Hernandez grew up in an Arizona border town, where he saw people who worked with the cartels get killed.

“I need more than two hands to count how many friends in high school were killed. I, through a different turn of events, would have maybe ended up on the wrong path. But I had good parents and I understood the risks involved,” he says. “So — is it a profiling? I don't believe so.”

It can be tough when public sentiment turns against border guards, like when the media runs stories about deaths of migrants trying to cross the desert from Mexico to the US.

Paco and Hernandez say it frustrates and saddens them when people risk their lives and break the law. Hernandez says all border agents can do when that happens is focus on the job, which often is to save the people who they find trying to cross.

Also: Fear of immigration raids? This Honduran woman says she would cross the border again.

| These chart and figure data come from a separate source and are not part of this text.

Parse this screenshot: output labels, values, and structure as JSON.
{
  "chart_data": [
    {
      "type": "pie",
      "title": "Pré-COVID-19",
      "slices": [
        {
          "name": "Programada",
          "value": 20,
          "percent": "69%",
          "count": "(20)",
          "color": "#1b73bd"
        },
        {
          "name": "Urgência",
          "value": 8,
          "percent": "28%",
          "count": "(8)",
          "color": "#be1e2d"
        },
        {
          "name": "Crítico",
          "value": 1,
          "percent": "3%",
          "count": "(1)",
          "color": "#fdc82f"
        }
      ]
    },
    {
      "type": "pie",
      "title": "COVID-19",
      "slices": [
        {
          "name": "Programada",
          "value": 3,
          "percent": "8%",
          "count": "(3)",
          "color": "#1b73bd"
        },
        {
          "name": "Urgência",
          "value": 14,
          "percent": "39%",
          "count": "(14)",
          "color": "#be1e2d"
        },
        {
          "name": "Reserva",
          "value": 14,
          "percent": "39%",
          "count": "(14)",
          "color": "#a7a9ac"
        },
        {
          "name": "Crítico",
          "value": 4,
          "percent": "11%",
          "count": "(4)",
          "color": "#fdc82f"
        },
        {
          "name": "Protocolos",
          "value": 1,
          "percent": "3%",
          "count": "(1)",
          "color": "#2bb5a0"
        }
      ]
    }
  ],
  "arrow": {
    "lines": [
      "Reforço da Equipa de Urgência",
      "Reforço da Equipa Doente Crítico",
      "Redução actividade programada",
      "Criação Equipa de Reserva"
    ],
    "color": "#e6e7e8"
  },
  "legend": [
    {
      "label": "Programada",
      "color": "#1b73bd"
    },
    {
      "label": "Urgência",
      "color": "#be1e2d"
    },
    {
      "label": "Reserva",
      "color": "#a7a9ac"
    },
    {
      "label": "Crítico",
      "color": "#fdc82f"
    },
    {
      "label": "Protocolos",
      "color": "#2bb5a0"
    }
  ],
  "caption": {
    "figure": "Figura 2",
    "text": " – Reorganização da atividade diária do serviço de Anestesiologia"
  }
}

“Sometimes we were seen as this entity that might be a little stern and harsh to some people, but we're not,” he says. “We're focused on humanitarian efforts because it's the right thing to do.”

But Rodriguez of the Colibrí Center says the fact the border patrol has to spend time and money saving people shows US policy isn’t working. People trying to reach the US aren’t deterred by the harsh journey across the desert.

A desert, she says, that is “beautiful, amazing, pristine, but utterly cruel and does not discriminate. And it does not forgive you in the winter and it does not forgive you in the summer and it will take everything from you.”

So much so that it’s almost like the desert swallows up the bodies of those who die. Sometimes there are just small pieces of people left, like a fragment of a skull, that Rodriguez has to then send to families.

“We have to sit there on the phone and beg families, like, 'Don't open the box when it comes home to you.' That is probably the thing that makes me the most ashamed,” she says. “We straddle this place of the living and the dead because we're looking at a skull on one screen and a picture of this guy at his wedding on another. And you just can't reconcile that that person is not here any more.”

Rodriguez says she has a constant feeling that she’s trying to make up for something her government is doing, and it's not enough.

But border agents Paco and Hernandez say power over American border policy rests with those who’ve always had it: the American people.